FILM REVIEW: Calvary

Brendan Gleeson and John Michael McDonagh reunite for a darkly comic, intimately rewarding triumph



In 2011, I attended a Q & A with Brendan Gleeson at the Foyle Film Festival following a special screening of his hit collaboration with Martin & John Michael McDonagh, The Guard. He had spoken very positively of his working relationship with the brothers, describing them as "vigorous and hard-edged film-makers who don't tolerate sloppy writing." Tellingly, Gleeson added that he and the duo were talking about making a film "featuring a good priest living in a village that vilifies him".

This idea has come to fruition nearly three years on in Calvary, a film which retains the darkly comedic tone of The Guard but tones down its admittedly appealing broadness for something more intimately rewarding: a touching, challenging, humorous and terrifically cast character piece. Anyone polarized by the work of the McDonagh brothers – some may see their comedies as tender and light-hearted, others as overly smug and knowing – will find much more to like here.

Gleeson plays Father James Lavelle, whose tired, bearded worn out face is the ideal fit for an actor of Gleeson's stature.

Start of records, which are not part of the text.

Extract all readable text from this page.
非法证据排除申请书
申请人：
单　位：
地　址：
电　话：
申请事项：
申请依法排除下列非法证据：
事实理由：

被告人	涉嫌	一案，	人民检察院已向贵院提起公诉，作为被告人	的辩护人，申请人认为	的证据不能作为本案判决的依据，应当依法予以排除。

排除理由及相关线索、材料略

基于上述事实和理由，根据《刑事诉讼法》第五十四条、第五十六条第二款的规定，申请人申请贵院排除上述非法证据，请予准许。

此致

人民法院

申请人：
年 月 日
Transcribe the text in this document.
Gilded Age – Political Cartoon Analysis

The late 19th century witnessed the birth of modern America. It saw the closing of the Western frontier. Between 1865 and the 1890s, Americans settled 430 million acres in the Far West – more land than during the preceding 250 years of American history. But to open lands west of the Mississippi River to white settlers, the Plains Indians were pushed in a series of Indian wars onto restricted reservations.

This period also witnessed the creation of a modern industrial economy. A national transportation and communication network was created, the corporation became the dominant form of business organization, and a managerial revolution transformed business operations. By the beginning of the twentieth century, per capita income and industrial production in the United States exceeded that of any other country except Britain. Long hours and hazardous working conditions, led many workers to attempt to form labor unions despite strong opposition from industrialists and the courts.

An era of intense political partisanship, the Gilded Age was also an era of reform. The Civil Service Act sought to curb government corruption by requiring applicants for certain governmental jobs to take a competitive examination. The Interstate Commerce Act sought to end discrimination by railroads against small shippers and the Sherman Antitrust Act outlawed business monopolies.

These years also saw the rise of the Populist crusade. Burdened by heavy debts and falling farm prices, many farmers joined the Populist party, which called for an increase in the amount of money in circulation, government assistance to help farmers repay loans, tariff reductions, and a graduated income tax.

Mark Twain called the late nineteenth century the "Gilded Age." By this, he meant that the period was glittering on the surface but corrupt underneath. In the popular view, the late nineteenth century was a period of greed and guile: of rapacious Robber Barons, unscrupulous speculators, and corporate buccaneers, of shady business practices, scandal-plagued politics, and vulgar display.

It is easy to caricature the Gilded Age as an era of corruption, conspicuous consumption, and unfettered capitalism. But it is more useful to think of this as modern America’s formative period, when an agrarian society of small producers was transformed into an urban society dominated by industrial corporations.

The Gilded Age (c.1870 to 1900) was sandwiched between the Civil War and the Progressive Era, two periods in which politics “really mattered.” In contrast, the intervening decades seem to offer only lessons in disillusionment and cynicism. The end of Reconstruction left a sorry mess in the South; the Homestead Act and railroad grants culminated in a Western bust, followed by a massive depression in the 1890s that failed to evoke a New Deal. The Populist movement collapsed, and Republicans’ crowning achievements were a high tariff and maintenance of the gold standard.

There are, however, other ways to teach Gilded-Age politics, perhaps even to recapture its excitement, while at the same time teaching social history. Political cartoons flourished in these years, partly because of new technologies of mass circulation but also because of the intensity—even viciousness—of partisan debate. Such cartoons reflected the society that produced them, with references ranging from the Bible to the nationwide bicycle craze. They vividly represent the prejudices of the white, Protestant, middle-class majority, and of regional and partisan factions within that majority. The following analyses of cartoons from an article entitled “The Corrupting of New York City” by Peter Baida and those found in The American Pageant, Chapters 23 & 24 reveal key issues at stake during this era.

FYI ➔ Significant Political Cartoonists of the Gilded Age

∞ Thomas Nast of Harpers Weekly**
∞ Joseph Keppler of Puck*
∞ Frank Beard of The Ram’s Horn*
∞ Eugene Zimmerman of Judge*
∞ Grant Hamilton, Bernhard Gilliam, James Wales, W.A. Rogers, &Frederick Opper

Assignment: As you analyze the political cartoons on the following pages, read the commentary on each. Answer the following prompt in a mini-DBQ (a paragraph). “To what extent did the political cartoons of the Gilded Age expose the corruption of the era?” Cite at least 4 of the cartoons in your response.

Someone who sees himself as too old, too wise and just downright wrong for modern life, James is living out his days like one routine slog after another. (Imagine Tommy Lee Jones' very well played Sheriff Bell from No Country For Old Men, except more human and less arch, and you get the idea.) When the film opens, on a solitary shot of James's features in the darkness, he is listening to the confession of a young man, identified by voice only, who is traumatised by the sexual abuse he received from a priest at the age of seven. A typically bored James half-heartedly treats this as a routine assignment, advising the young man to cope or learn how to live with it. But he wishes to do neither. Instead, he arranges a meeting with James on a beach the following Sunday, where James will meet his end at the hands of this unknown parishioner. James' innocence, the mystery man says, solidifies him as a more satisfying target in his eyes, a stronger way of making a point.

What is this suggesting? That a prejudice has been formed against all priests because of the misdeeds of one, a point that will be illustrated again later in the movie? If so, it ties in with Gleeson's reference to vilification, albeit of the unfair kind. And so the film proceeds, as a week in the life of Father James, with an exceptionally expressive Gleeson the centrepiece of an equally expressive supporting cast. Without a Don Cheadle-esque foil to play off, Gleeson must work harder to bring his character alive, and he successfully does so in a community where few – with the exception of a couple of females – can really be trusted.

An aging writer (M. Emmet Walsh), a troubled widow (Marie-Josée Croze of Munich fame), a bored businessman (the always excellent Dylan Moran) and a butcher (the consistently improving Chris O'Dowd) are just a series of townsfolk we encounter on the interesting journey that evolves for James and, to a slightly lesser extent, his daughter Fiona, portrayed brilliantly by Kelly Reilly. The vulnerable tenderness between James and Fiona is the beating heart of a community in which James is, as Gleeson himself has said, generally vilified by people who neither want nor truly need his help. They instead wish to be left to cope in their own way, and use James to air their own frustrations. We learn here of how reassurance or self-assurance is preferred to "correction", "self-examination" or "critical inspection", and how many are too stubborn to accept change. If anyone really changes during the film, barring James and Fiona, it is forced circumstantial change, rather than voluntary change.

Suitably, the majority of McDonagh's focus is the father-daughter bond, and there is also openness to his filmmaking that you don't find in similarly "intimate" works such as those of a Sofia Coppola or a Spike Jonze. Nor, despite sadism and violence, is there the borderline crassness of a Spielberg or Tarantino; for example, the face of Isaach De Bankolé (who viewers may remember as a villain in Casino Royale '06) can be menacing enough in itself. McDonagh places great trust in his cinematographer and his actors, his directorial flourishes sparse but sparkling. And, in Calvary, both he and Gleeson have conjured up something rather special indeed, a piece of work that simultaneously mocks and pays lip service to the qualities of the relentlessly dark, "serious movies" of modern times, whilst maintaining the enjoyment quotient.